Thrombosis is the pathologic formation of an intravascular fibrin-platelet thrombus during life.
Thrombosis is the pathologic formation of an intravascular fibrin-platelet thrombus during life. Factors involved in thrombus formation (Virchow’s triad) include:
- Endothelial injury due to atherosclerosis, vasculitis, or many other causes
- Alterations in laminar blood flow predisposing for DIC occur with stasis of blood (e.g., immobilization); turbulence (e.g., aneurysms); and hyperviscosity of blood (e.g., polycythemia vera)
- Hypercoagulability of blood can be seen with clotting disorders (factor V Leiden; deficiency of antithrombin III, protein C, or protein S); tissue injury (postoperative and trauma); neoplasia; nephrotic syndrome; advanced age; pregnancy; and oral contraceptives (estrogen increases the synthetic activity of the liver, including clotting factors)
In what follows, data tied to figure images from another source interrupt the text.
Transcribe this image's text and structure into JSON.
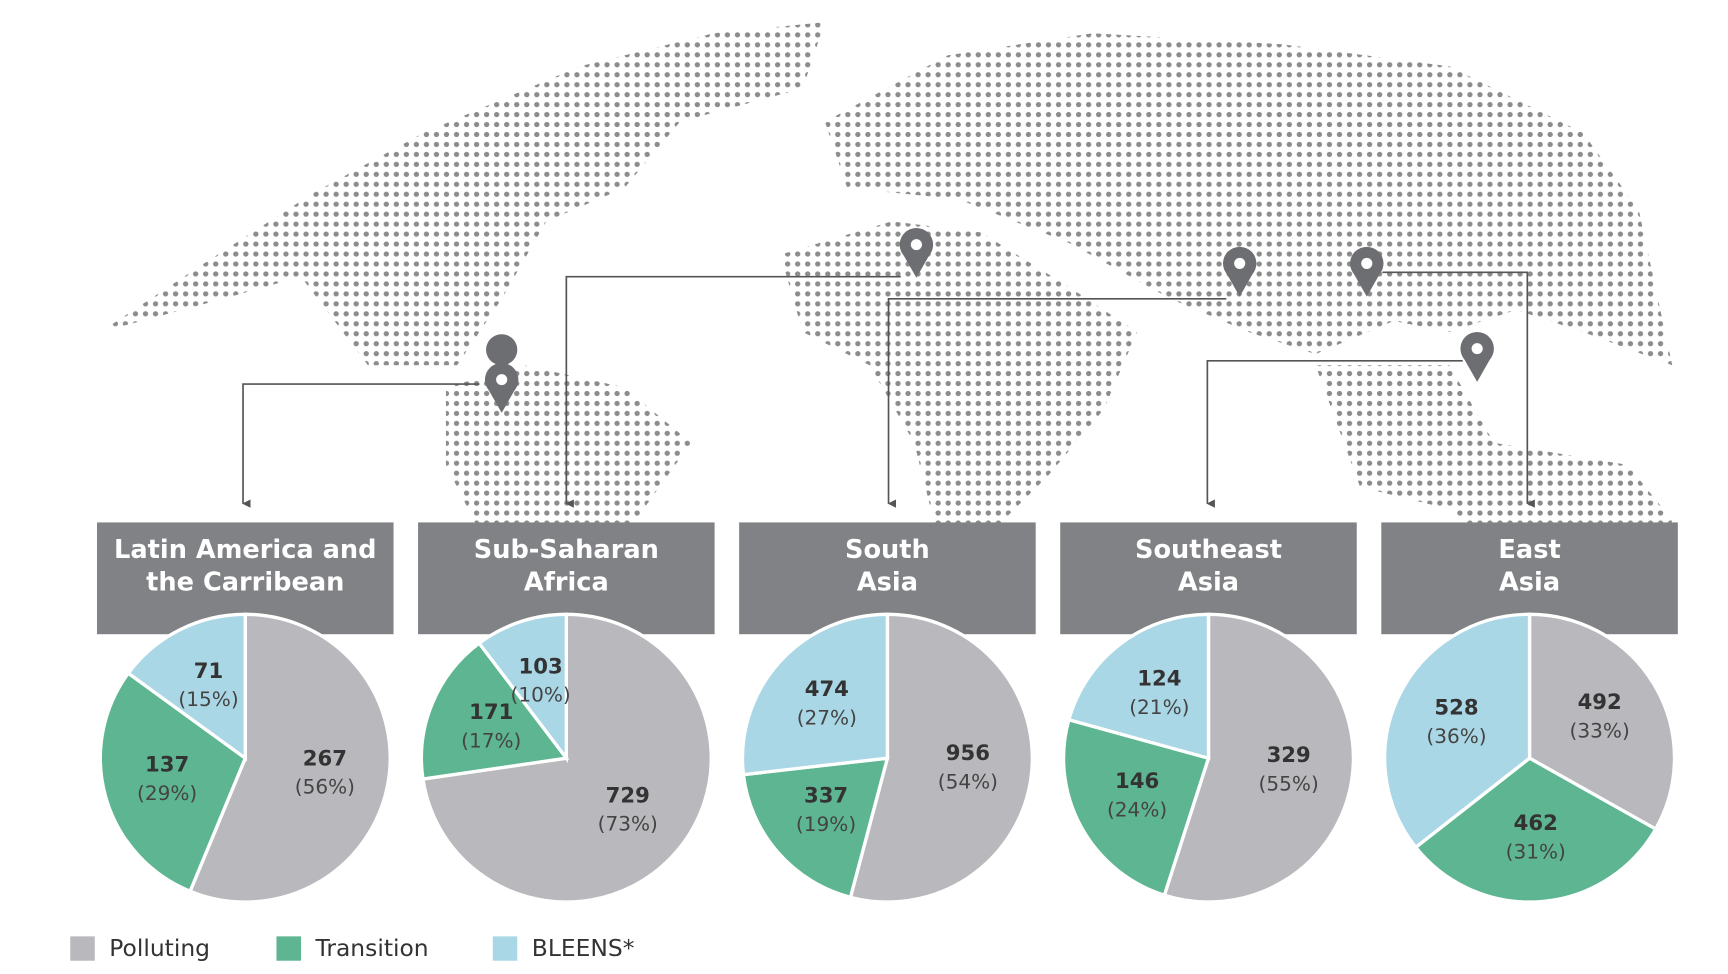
{
  "chart_data": [
    {
      "type": "pie",
      "title": [
        "Latin America and",
        "the Carribean"
      ],
      "categories": [
        "Polluting",
        "Transition",
        "BLEENS*"
      ],
      "colors": [
        "#b9b9bd",
        "#5db591",
        "#aad7e6"
      ],
      "values": [
        267,
        137,
        71
      ],
      "percent_labels": [
        "(56%)",
        "(29%)",
        "(15%)"
      ]
    },
    {
      "type": "pie",
      "title": [
        "Sub-Saharan",
        "Africa"
      ],
      "categories": [
        "Polluting",
        "Transition",
        "BLEENS*"
      ],
      "colors": [
        "#b9b9bd",
        "#5db591",
        "#aad7e6"
      ],
      "values": [
        729,
        171,
        103
      ],
      "percent_labels": [
        "(73%)",
        "(17%)",
        "(10%)"
      ]
    },
    {
      "type": "pie",
      "title": [
        "South",
        "Asia"
      ],
      "categories": [
        "Polluting",
        "Transition",
        "BLEENS*"
      ],
      "colors": [
        "#b9b9bd",
        "#5db591",
        "#aad7e6"
      ],
      "values": [
        956,
        337,
        474
      ],
      "percent_labels": [
        "(54%)",
        "(19%)",
        "(27%)"
      ]
    },
    {
      "type": "pie",
      "title": [
        "Southeast",
        "Asia"
      ],
      "categories": [
        "Polluting",
        "Transition",
        "BLEENS*"
      ],
      "colors": [
        "#b9b9bd",
        "#5db591",
        "#aad7e6"
      ],
      "values": [
        329,
        146,
        124
      ],
      "percent_labels": [
        "(55%)",
        "(24%)",
        "(21%)"
      ]
    },
    {
      "type": "pie",
      "title": [
        "East",
        "Asia"
      ],
      "categories": [
        "Polluting",
        "Transition",
        "BLEENS*"
      ],
      "colors": [
        "#b9b9bd",
        "#5db591",
        "#aad7e6"
      ],
      "values": [
        492,
        462,
        528
      ],
      "percent_labels": [
        "(33%)",
        "(31%)",
        "(36%)"
      ]
    }
  ]
}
Common locations of thrombus formation include coronary and cerebral arteries; heart chambers in atrial fibrillation or post-MI (mural thrombus); aortic aneurysms; heart valves (vegetations); and deep leg veins (DVTs).
Outcomes of thrombosis include vascular occlusion and infarctions; embolism; thrombolysis; and organization and recanalization.